Job creation will also occur in evolving industries, such as renewables. There will be demand for weatherization and insulation replacement, which will create jobs on a statewide basis. The growth of renewables will initially rely heavily on government subsidies, much as was the case in the 1980s.
It is not possible to take a “one- size fits all” approach when developing evolving industries, such as renewables, environmental sciences, or homeland security. Strategies must be based on the needs and markets of the particular industry.
Film and television production is a case of a niche industry that is poised to create jobs. Legislation took effect on July 1 that makes it easier for the Colorado Film Commission to bring increased production to the state. The revenue-neutral tax credits approved by the legislature have the potential to create jobs in all 64 counties and reinvigorate the industry.
As state leaders speculate about how to stimulate job growth, it is beneficial to reflect on past economic-development successes. Consider a public-private partnership, the Colorado Advanced Technology Institute (CATI). During the late 1980s, CATI was established to guide the development of science and technology and the growth of a handful of high-tech clusters.
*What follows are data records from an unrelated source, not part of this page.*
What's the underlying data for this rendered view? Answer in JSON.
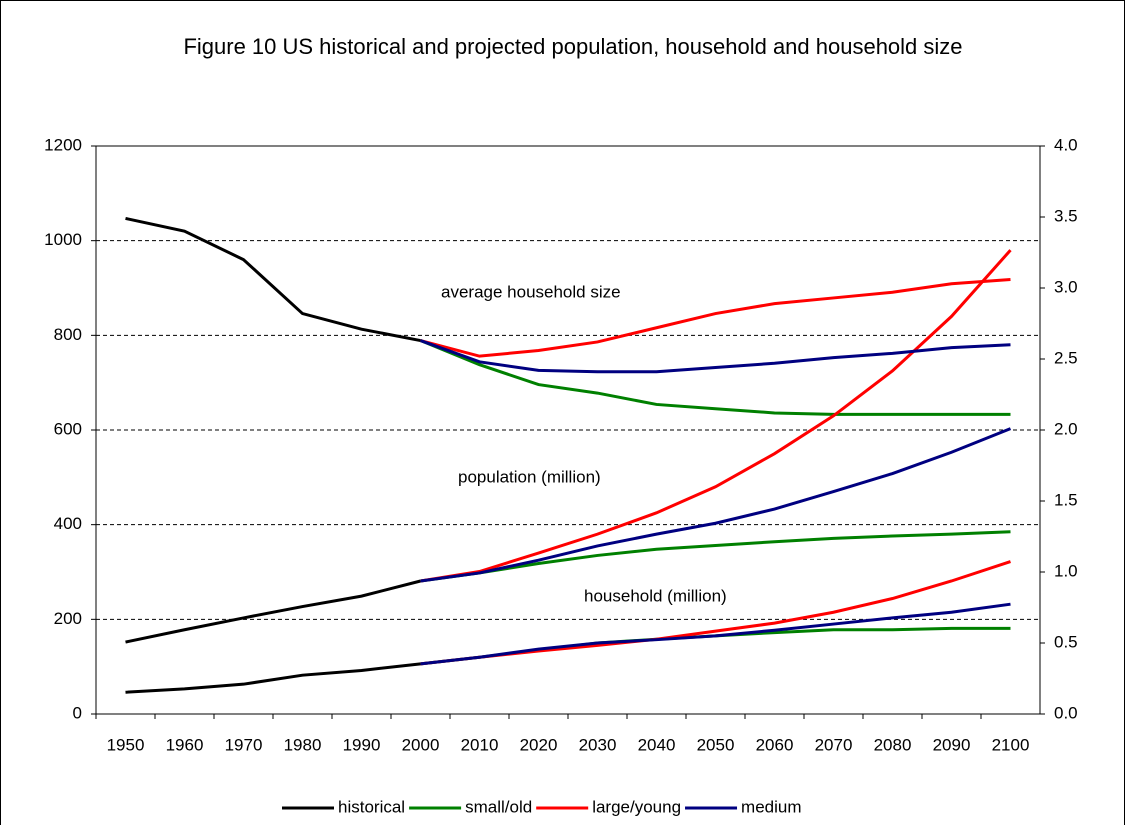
{
  "chart_data": {
    "type": "line",
    "title": "Figure 10 US historical and projected population, household and household size",
    "annotations": [
      "average household size",
      "population (million)",
      "household (million)"
    ],
    "categories": [
      "1950",
      "1960",
      "1970",
      "1980",
      "1990",
      "2000",
      "2010",
      "2020",
      "2030",
      "2040",
      "2050",
      "2060",
      "2070",
      "2080",
      "2090",
      "2100"
    ],
    "ylim": [
      0,
      1200
    ],
    "yticks": [
      0,
      200,
      400,
      600,
      800,
      1000,
      1200
    ],
    "y2lim": [
      0,
      4
    ],
    "y2ticks": [
      {
        "value": 0,
        "label": "0.0"
      },
      0.5,
      {
        "value": 1,
        "label": "1.0"
      },
      1.5,
      {
        "value": 2,
        "label": "2.0"
      },
      2.5,
      {
        "value": 3,
        "label": "3.0"
      },
      3.5,
      {
        "value": 4,
        "label": "4.0"
      }
    ],
    "grid": true,
    "legend": "bottom",
    "series": [
      {
        "name": "historical",
        "color": "#000000",
        "values": [
          152,
          178,
          203,
          227,
          249,
          281,
          null,
          null,
          null,
          null,
          null,
          null,
          null,
          null,
          null,
          null
        ]
      },
      {
        "name": "historical",
        "color": "#000000",
        "values": [
          46,
          53,
          63,
          82,
          92,
          106,
          null,
          null,
          null,
          null,
          null,
          null,
          null,
          null,
          null,
          null
        ]
      },
      {
        "name": "historical",
        "color": "#000000",
        "axis": "y2",
        "values": [
          3.49,
          3.4,
          3.2,
          2.82,
          2.71,
          2.63,
          null,
          null,
          null,
          null,
          null,
          null,
          null,
          null,
          null,
          null
        ]
      },
      {
        "name": "small/old",
        "color": "#008000",
        "values": [
          null,
          null,
          null,
          null,
          null,
          281,
          298,
          318,
          335,
          348,
          356,
          364,
          371,
          376,
          380,
          385
        ]
      },
      {
        "name": "small/old",
        "color": "#008000",
        "values": [
          null,
          null,
          null,
          null,
          null,
          106,
          120,
          135,
          150,
          158,
          165,
          172,
          178,
          178,
          181,
          181
        ]
      },
      {
        "name": "small/old",
        "color": "#008000",
        "axis": "y2",
        "values": [
          null,
          null,
          null,
          null,
          null,
          2.63,
          2.46,
          2.32,
          2.26,
          2.18,
          2.15,
          2.12,
          2.11,
          2.11,
          2.11,
          2.11
        ]
      },
      {
        "name": "large/young",
        "color": "#ff0000",
        "values": [
          null,
          null,
          null,
          null,
          null,
          281,
          301,
          340,
          380,
          425,
          480,
          550,
          630,
          725,
          840,
          980
        ]
      },
      {
        "name": "large/young",
        "color": "#ff0000",
        "values": [
          null,
          null,
          null,
          null,
          null,
          106,
          120,
          133,
          145,
          158,
          175,
          192,
          215,
          244,
          281,
          322
        ]
      },
      {
        "name": "large/young",
        "color": "#ff0000",
        "axis": "y2",
        "values": [
          null,
          null,
          null,
          null,
          null,
          2.63,
          2.52,
          2.56,
          2.62,
          2.72,
          2.82,
          2.89,
          2.93,
          2.97,
          3.03,
          3.06
        ]
      },
      {
        "name": "medium",
        "color": "#000080",
        "values": [
          null,
          null,
          null,
          null,
          null,
          281,
          298,
          325,
          355,
          380,
          403,
          433,
          470,
          508,
          553,
          603
        ]
      },
      {
        "name": "medium",
        "color": "#000080",
        "values": [
          null,
          null,
          null,
          null,
          null,
          106,
          120,
          137,
          150,
          157,
          165,
          177,
          190,
          203,
          215,
          232
        ]
      },
      {
        "name": "medium",
        "color": "#000080",
        "axis": "y2",
        "values": [
          null,
          null,
          null,
          null,
          null,
          2.63,
          2.48,
          2.42,
          2.41,
          2.41,
          2.44,
          2.47,
          2.51,
          2.54,
          2.58,
          2.6
        ]
      }
    ]
  }
}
One of its many success stories resulted from providing a financial match for CU-Boulder and CSU to secure a National Science Foundation Engineering Research Center (ERC) grant. About 20 Boulder County companies were spawned out of this center, along with the Colorado Photonics Industry Association, and a follow-up foundation center located at CSU.
There are a lot of “ifs” on the horizon. If there is not a double-dip recession; if inflation/deflation is sidestepped; if consumer confidence improves; if the proposed amendments and ballot initiatives are defeated; and if the key public-private stakeholders can strengthen their alliance, then Colorado is on track to add 25,000 to 35,000 jobs in 2011.